The amazing thing is, once all of your mates realize that you could do this meeting anywhere in the world, you can turn this week into a great experience. Even more so if one of your colleagues lives in that place.
Although my goal is mostly onboarding, knowledge transfer, and general help, it also keeps me in tune with other team members emotions.
But, I should add that I'm rarely honest about my feelings and goals until I've built a lot of trust with someone. I usually treat a job as something I don't get emotionally involved in, and thus I'm reluctant to share feelings with a manager I don't have a lot of history with.
That said, fishing for 'emotions' seems uncomfortable to me, and maybe asking for trouble with HR down the road.
Video chat.
This is the only option if you want an honest connection. There are no shortcuts.
I'm sorely tempted to just say, "Well, there's your problem.", and leave it at that.
But there is definitely more to it.
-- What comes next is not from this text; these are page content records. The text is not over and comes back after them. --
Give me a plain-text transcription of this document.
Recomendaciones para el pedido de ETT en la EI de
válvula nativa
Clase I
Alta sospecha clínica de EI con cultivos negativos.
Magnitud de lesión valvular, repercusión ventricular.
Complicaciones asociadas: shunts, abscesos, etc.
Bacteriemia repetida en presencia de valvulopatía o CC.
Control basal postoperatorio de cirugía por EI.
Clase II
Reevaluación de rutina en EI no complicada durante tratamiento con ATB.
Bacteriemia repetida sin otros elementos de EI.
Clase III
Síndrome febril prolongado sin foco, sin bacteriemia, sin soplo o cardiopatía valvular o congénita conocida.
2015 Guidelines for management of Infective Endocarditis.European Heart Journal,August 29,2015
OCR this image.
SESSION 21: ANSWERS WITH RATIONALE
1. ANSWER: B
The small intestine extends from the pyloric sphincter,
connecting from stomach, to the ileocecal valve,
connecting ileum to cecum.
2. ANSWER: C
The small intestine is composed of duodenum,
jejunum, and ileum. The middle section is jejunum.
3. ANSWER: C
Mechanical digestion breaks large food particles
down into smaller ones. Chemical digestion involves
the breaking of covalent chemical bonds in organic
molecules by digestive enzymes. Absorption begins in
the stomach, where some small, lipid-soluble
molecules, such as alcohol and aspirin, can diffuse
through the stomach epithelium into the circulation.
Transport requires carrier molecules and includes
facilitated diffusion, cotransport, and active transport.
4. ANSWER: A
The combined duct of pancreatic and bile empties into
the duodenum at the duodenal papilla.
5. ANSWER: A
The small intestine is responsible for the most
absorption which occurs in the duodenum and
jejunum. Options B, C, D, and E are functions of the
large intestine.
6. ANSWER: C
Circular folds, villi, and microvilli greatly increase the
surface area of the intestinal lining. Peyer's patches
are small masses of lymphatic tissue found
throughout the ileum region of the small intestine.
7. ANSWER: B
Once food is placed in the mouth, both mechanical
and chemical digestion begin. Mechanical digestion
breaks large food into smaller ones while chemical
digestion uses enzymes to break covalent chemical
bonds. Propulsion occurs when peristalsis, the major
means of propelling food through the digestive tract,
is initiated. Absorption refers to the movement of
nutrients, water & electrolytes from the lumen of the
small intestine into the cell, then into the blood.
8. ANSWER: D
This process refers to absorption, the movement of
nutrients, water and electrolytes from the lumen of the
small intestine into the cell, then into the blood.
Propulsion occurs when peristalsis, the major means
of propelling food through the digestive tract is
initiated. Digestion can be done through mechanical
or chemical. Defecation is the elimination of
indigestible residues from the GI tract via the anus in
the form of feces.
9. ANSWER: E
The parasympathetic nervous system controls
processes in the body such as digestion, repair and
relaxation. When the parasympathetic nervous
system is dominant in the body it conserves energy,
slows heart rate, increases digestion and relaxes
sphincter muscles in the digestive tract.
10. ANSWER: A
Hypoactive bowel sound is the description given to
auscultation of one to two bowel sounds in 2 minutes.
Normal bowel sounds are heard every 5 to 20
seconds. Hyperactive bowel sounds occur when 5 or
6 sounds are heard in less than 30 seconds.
If you are not getting to know each other well enough when you meet in person to be able tell when someone is upset remotely, then you aren't spending enough time truly getting to know each other. Because the truth is if someone is truly ticked off and disengaged, they will just lie when asked questions about their emotions, and probably get more disengaged in the process.
Truth between team members comes from trust and experience together, not from tools and intrusive questions. You need 1:1s between individual and managers, you need group gatherings where you talk as a team about how the work is going and what you need from the group. And the leaders need to listen to concerns that comes from those discussions and act on them to improve the working environment. Do that, and you will have trust, which will lead to open communication, and you won't need to ask questions at every meeting.
This is probably a pretty personal opinion of mine though. I do agree with the mindset, just not the execution.
Until I find a new job.
I gauge my teammates emotional states based on personal interactions and available context. Nor is it something I would want tracked. But perhaps kept in mind when adding tasks to their plate.
If you want honest feedback, I'd say use the power of anonymity. Engagement surveys with the right questions can pull this data. Keep in mind that the emotional statements can be hyperbolized one way or the other.
TL;DR - talk to your people "face to face." And reach out to those they're close with if concerned. Or directly and up front. Which avoids complicating with subversion.